In a 32-bit machine, all the 32 actually means is that the CPU is designed to work efficiently with 32-bit values, and that an address is 32 bits long. It doesn't mean that memory can only be addressed in blocks of 32 bits.
The CPU can still address individual bytes, which is useful when dealing with chars, for example.
As for your example:
struct st
{
int a;
char c;
};
sizeof(st) returns 8 not because all structs have a size divisible by 4, but because of alignment. For the CPU to efficiently read an integer, its must be located on an address that is divisible by the size of the integer (4 bytes). So an int can be placed on address 8, 12 or 16, but not on address 11.
A char only requires its address to be divisible by the size of a char (1), so it can be placed on any address.
So in theory, the compiler could have given your struct a size of 5 bytes... Except that this wouldn't work if you created an array of st objects.
In an array, each object is placed immediately after the previous one, with no padding. So if the first object in the array is placed at an address divisible by 4, then the next object would be placed at a 5 bytes higher address, which would not be divisible by 4, and so the second struct in the array would not be properly aligned.
To solve this, the compiler inserts padding inside the struct, so its size becomes a multiple of its alignment requirement.
Not because it is impossible to create objects that don't have a size that is a multiple of 4, but because one of the members of your st struct requires 4-byte alignment, and so every time the compiler places an int in memory, it has to make sure it is placed at an address that is divisible by 4.

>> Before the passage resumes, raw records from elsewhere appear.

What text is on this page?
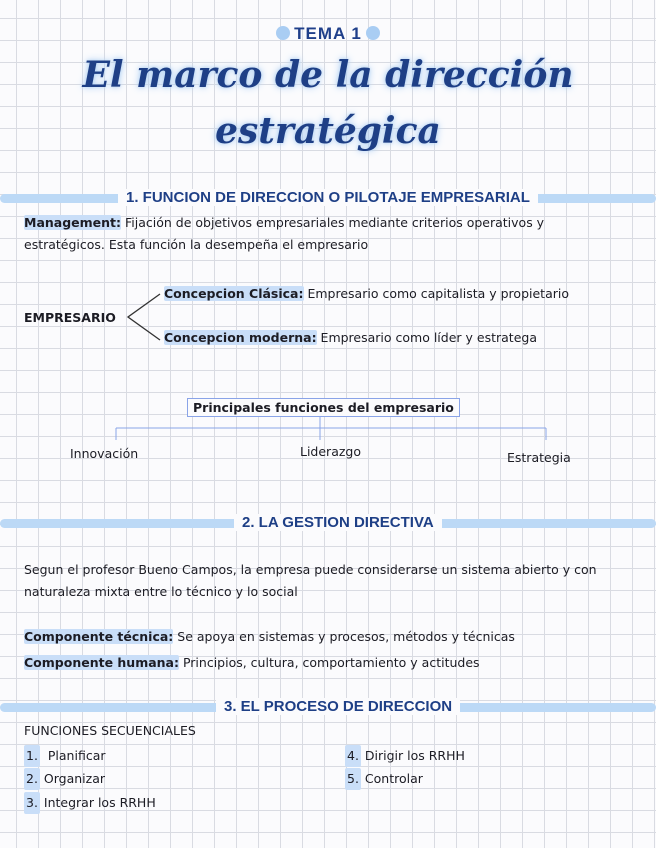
TEMA 1
El marco de la dirección
estratégica
1. FUNCION DE DIRECCION O PILOTAJE EMPRESARIAL
Management: Fijación de objetivos empresariales mediante criterios operativos y
estratégicos. Esta función la desempeña el empresario
EMPRESARIO
Concepcion Clásica: Empresario como capitalista y propietario
Concepcion moderna: Empresario como líder y estratega
Principales funciones del empresario
Innovación	Liderazgo	Estrategia
2. LA GESTION DIRECTIVA
Segun el profesor Bueno Campos, la empresa puede considerarse un sistema abierto y con
naturaleza mixta entre lo técnico y lo social
Componente técnica: Se apoya en sistemas y procesos, métodos y técnicas
Componente humana: Principios, cultura, comportamiento y actitudes
3. EL PROCESO DE DIRECCION
FUNCIONES SECUENCIALES
1.  Planificar
2. Organizar
3. Integrar los RRHH
4. Dirigir los RRHH
5. Controlar
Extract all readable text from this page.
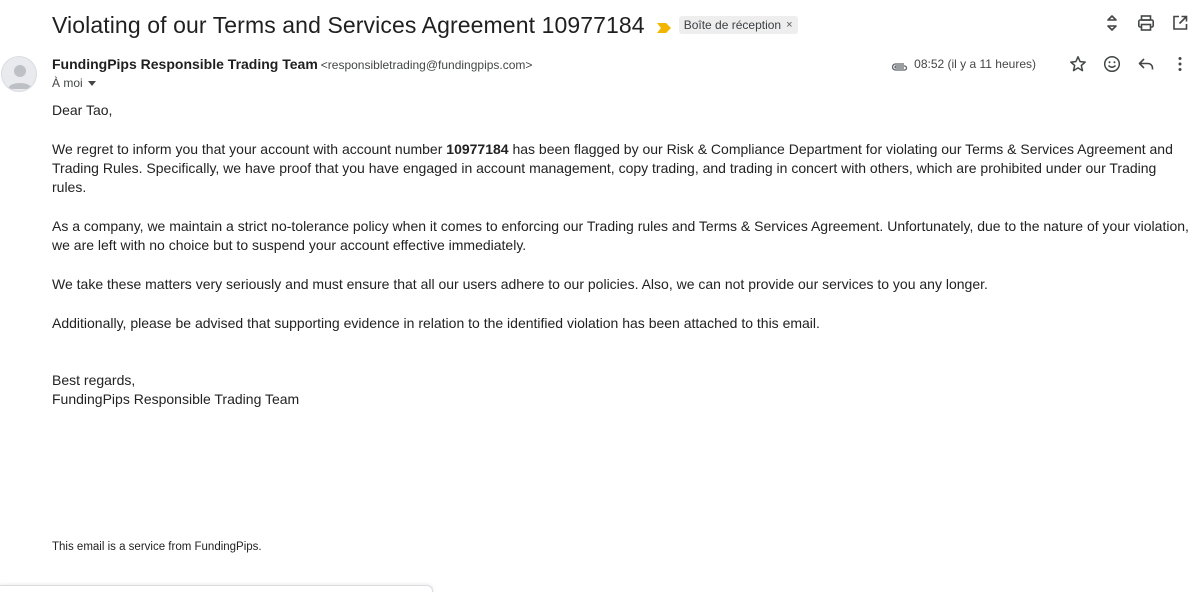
Violating of our Terms and Services Agreement 10977184	Boîte de réception ×
FundingPips Responsible Trading Team <responsibletrading@fundingpips.com>
À moi
08:52 (il y a 11 heures)

Dear Tao,

We regret to inform you that your account with account number 10977184 has been flagged by our Risk & Compliance Department for violating our Terms & Services Agreement and Trading Rules. Specifically, we have proof that you have engaged in account management, copy trading, and trading in concert with others, which are prohibited under our Trading rules.

As a company, we maintain a strict no-tolerance policy when it comes to enforcing our Trading rules and Terms & Services Agreement. Unfortunately, due to the nature of your violation, we are left with no choice but to suspend your account effective immediately.

We take these matters very seriously and must ensure that all our users adhere to our policies. Also, we can not provide our services to you any longer.

Additionally, please be advised that supporting evidence in relation to the identified violation has been attached to this email.

Best regards,

FundingPips Responsible Trading Team

This email is a service from FundingPips.
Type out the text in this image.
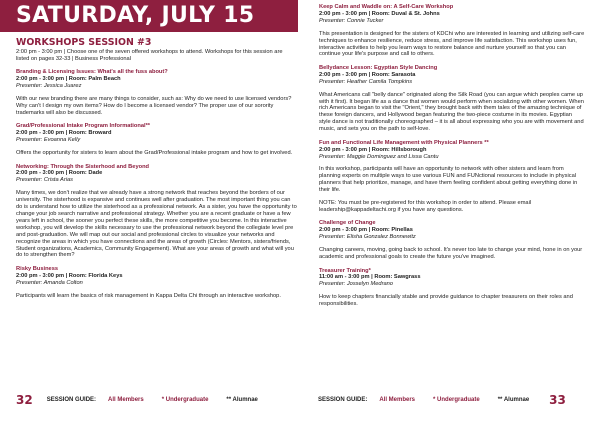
SATURDAY, JULY 15
WORKSHOPS SESSION #3

2:00 pm - 3:00 pm | Choose one of the seven offered workshops to attend. Workshops for this session are listed on pages 32-33 | Business Professional

Branding & Licensing Issues: What's all the fuss about?
2:00 pm - 3:00 pm | Room: Palm Beach
Presenter: Jessica Juarez

With our new branding there are many things to consider, such as: Why do we need to use licensed vendors? Why can't I design my own items? How do I become a licensed vendor? The proper use of our sorority trademarks will also be discussed.

Grad/Professional Intake Program Informational**
2:00 pm - 3:00 pm | Room: Broward
Presenter: Evoanna Kelly

Offers the opportunity for sisters to learn about the Grad/Professional intake program and how to get involved.

Networking: Through the Sisterhood and Beyond
2:00 pm - 3:00 pm | Room: Dade
Presenter: Crista Arias

Many times, we don't realize that we already have a strong network that reaches beyond the borders of our university. The sisterhood is expansive and continues well after graduation. The most important thing you can do is understand how to utilize the sisterhood as a professional network. As a sister, you have the opportunity to change your job search narrative and professional strategy. Whether you are a recent graduate or have a few years left in school, the sooner you perfect these skills, the more competitive you become. In this interactive workshop, you will develop the skills necessary to use the professional network beyond the collegiate level pre and post-graduation. We will map out our social and professional circles to visualize your networks and recognize the areas in which you have connections and the areas of growth (Circles: Mentors, sisters/friends, Student organizations, Academics, Community Engagement). What are your areas of growth and what will you do to strengthen them?

Risky Business
2:00 pm - 3:00 pm | Room: Florida Keys
Presenter: Amanda Colton

Participants will learn the basics of risk management in Kappa Delta Chi through an interactive workshop.

Keep Calm and Waddle on: A Self-Care Workshop
2:00 pm - 3:00 pm | Room: Duval & St. Johns
Presenter: Connie Tucker

This presentation is designed for the sisters of KDChi who are interested in learning and utilizing self-care techniques to enhance resilience, reduce stress, and improve life satisfaction. This workshop uses fun, interactive activities to help you learn ways to restore balance and nurture yourself so that you can continue your life's purpose and call to others.

Bellydance Lesson: Egyptian Style Dancing
2:00 pm - 3:00 pm | Room: Sarasota
Presenter: Heather Camila Tompkins

What Americans call "belly dance" originated along the Silk Road (you can argue which peoples came up with it first). It began life as a dance that women would perform when socializing with other women. When rich Americans began to visit the "Orient," they brought back with them tales of the amazing technique of these foreign dancers, and Hollywood began featuring the two-piece costume in its movies. Egyptian style dance is not traditionally choreographed – it is all about expressing who you are with movement and music, and sets you on the path to self-love.

Fun and Functional Life Management with Physical Planners **
2:00 pm - 3:00 pm | Room: Hillsborough
Presenter: Maggie Dominguez and Lissa Cantu

In this workshop, participants will have an opportunity to network with other sisters and learn from planning experts on multiple ways to use various FUN and FUNctional resources to include in physical planners that help prioritize, manage, and have them feeling confident about getting everything done in their life.

NOTE: You must be pre-registered for this workshop in order to attend. Please email leadership@kappadeltachi.org if you have any questions.

Challenge of Change
2:00 pm - 3:00 pm | Room: Pinellas
Presenter: Elisha Gonzalez Bonnewitz

Changing careers, moving, going back to school. It's never too late to change your mind, hone in on your academic and professional goals to create the future you've imagined.

Treasurer Training*
11:00 am - 3:00 pm | Room: Sawgrass
Presenter: Josselyn Medrano

How to keep chapters financially stable and provide guidance to chapter treasurers on their roles and responsibilities.

32 SESSION GUIDE: All Members	* Undergraduate	** Alumnae	SESSION GUIDE: All Members	* Undergraduate	** Alumnae 33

If you create a struct of two chars, it won't get a size of 4. It will usually get a size of 2, because when it contains only chars, the object can be placed at any address, and so alignment is not an issue.
Sizeof returns the value in bytes. You were talking about bits. 32 bit architectures are word aligned and byte referenced. It is irrelevant how the architecture stores a char, but to compiler, you must reference chars 1 byte at a time, even if they use up less than 1 byte.

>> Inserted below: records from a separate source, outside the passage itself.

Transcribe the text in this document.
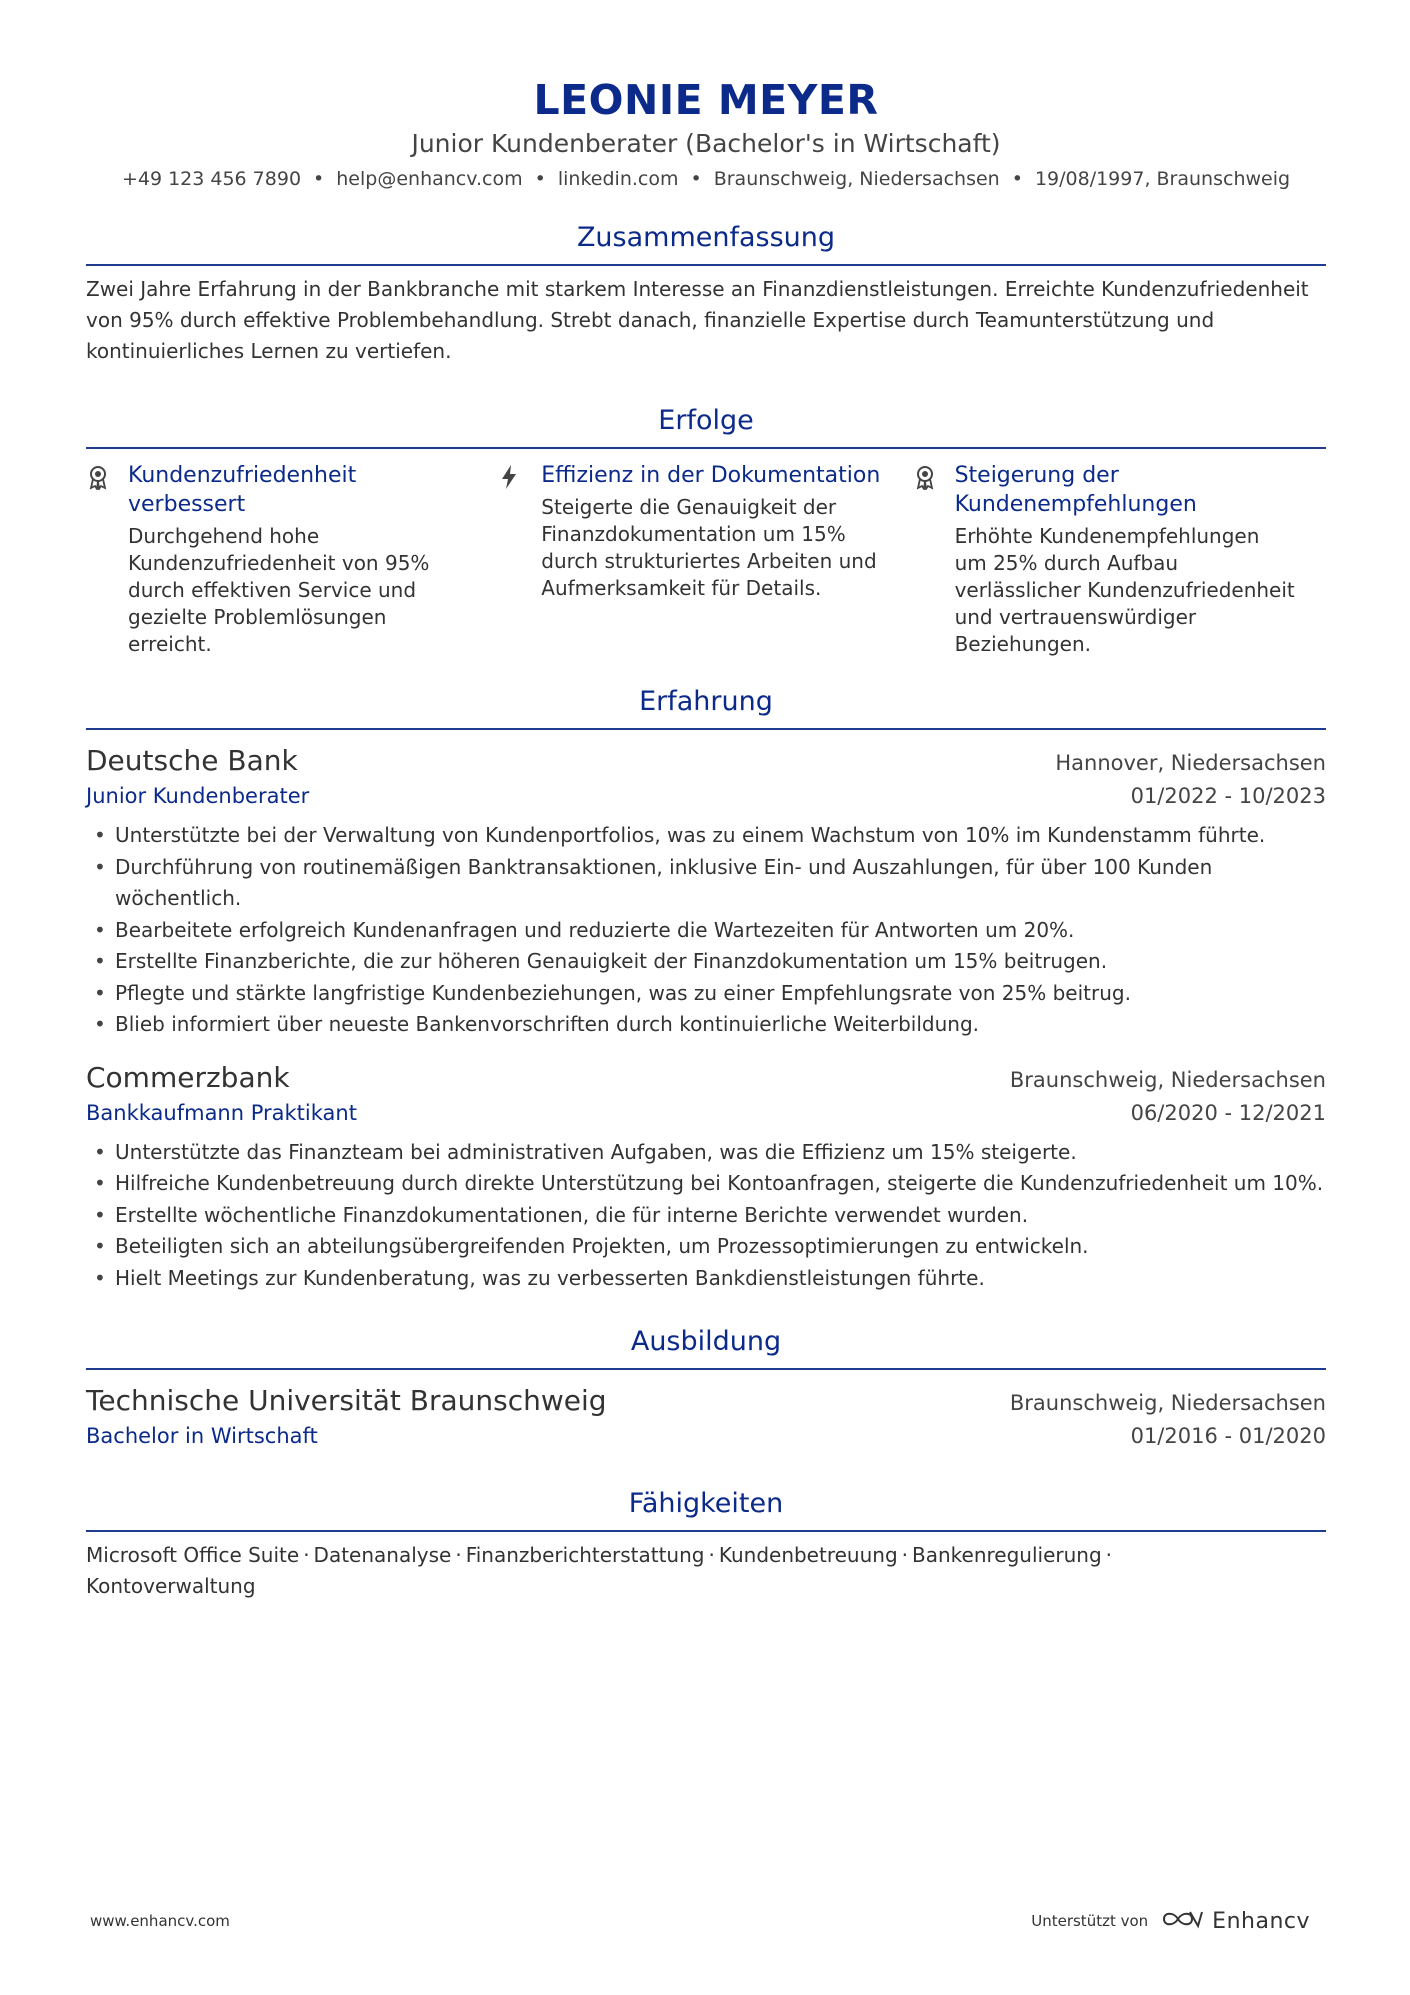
LEONIE MEYER
Junior Kundenberater (Bachelor's in Wirtschaft)
+49 123 456 7890 • help@enhancv.com • linkedin.com • Braunschweig, Niedersachsen • 19/08/1997, Braunschweig
Zusammenfassung

Zwei Jahre Erfahrung in der Bankbranche mit starkem Interesse an Finanzdienstleistungen. Erreichte Kundenzufriedenheit von 95% durch effektive Problembehandlung. Strebt danach, finanzielle Expertise durch Teamunterstützung und kontinuierliches Lernen zu vertiefen.

Erfolge
Kundenzufriedenheit verbessert
Durchgehend hohe Kundenzufriedenheit von 95% durch effektiven Service und gezielte Problemlösungen erreicht.
Effizienz in der Dokumentation
Steigerte die Genauigkeit der Finanzdokumentation um 15% durch strukturiertes Arbeiten und Aufmerksamkeit für Details.
Steigerung der Kundenempfehlungen
Erhöhte Kundenempfehlungen um 25% durch Aufbau verlässlicher Kundenzufriedenheit und vertrauenswürdiger Beziehungen.
Erfahrung
Deutsche Bank	Hannover, Niedersachsen
Junior Kundenberater	01/2022 - 10/2023
• Unterstützte bei der Verwaltung von Kundenportfolios, was zu einem Wachstum von 10% im Kundenstamm führte.
• Durchführung von routinemäßigen Banktransaktionen, inklusive Ein- und Auszahlungen, für über 100 Kunden wöchentlich.
• Bearbeitete erfolgreich Kundenanfragen und reduzierte die Wartezeiten für Antworten um 20%.
• Erstellte Finanzberichte, die zur höheren Genauigkeit der Finanzdokumentation um 15% beitrugen.
• Pflegte und stärkte langfristige Kundenbeziehungen, was zu einer Empfehlungsrate von 25% beitrug.
• Blieb informiert über neueste Bankenvorschriften durch kontinuierliche Weiterbildung.
Commerzbank	Braunschweig, Niedersachsen
Bankkaufmann Praktikant	06/2020 - 12/2021
• Unterstützte das Finanzteam bei administrativen Aufgaben, was die Effizienz um 15% steigerte.
• Hilfreiche Kundenbetreuung durch direkte Unterstützung bei Kontoanfragen, steigerte die Kundenzufriedenheit um 10%.
• Erstellte wöchentliche Finanzdokumentationen, die für interne Berichte verwendet wurden.
• Beteiligten sich an abteilungsübergreifenden Projekten, um Prozessoptimierungen zu entwickeln.
• Hielt Meetings zur Kundenberatung, was zu verbesserten Bankdienstleistungen führte.
Ausbildung
Technische Universität Braunschweig	Braunschweig, Niedersachsen
Bachelor in Wirtschaft	01/2016 - 01/2020
Fähigkeiten
Microsoft Office Suite · Datenanalyse · Finanzberichterstattung · Kundenbetreuung · Bankenregulierung ·
Kontoverwaltung
www.enhancv.com	Unterstützt von	Enhancv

This is why sizeof(char) is 1.
ints are 32 bit, hence sizeof(int)= 4, doubles are 64 bit, hence sizeof(double) = 8, etc.
Because of optimisation padding is added so size of an object is 1, 2 or n*4 bytes (or something like that, talking about x86). That's why there is added padding to 5-byte object and to 1-byte not. Single char doesn't have to be padded, it can be allocated on 1 byte, we can store it on space allocated with malloc(1). st cannot be stored on space allocated with malloc(5) because when st struct is being copied whole 8 bytes are being copied.
It works the same way as using half a piece of paper. You use one part for a char and the other part for something else. The compiler will hide this from you since loading and storing a char into a 32bit processor register depends on the processor.
Some processors have instructions to load and store only parts of the 32bit others have to use binary operations to extract the value of a char.
Addressing a char works as it is AFAIR by definition the smallest addressable memory. On a 32bit system pointers to two different ints will be at least 4 address points apart, char addresses will be only 1 apart.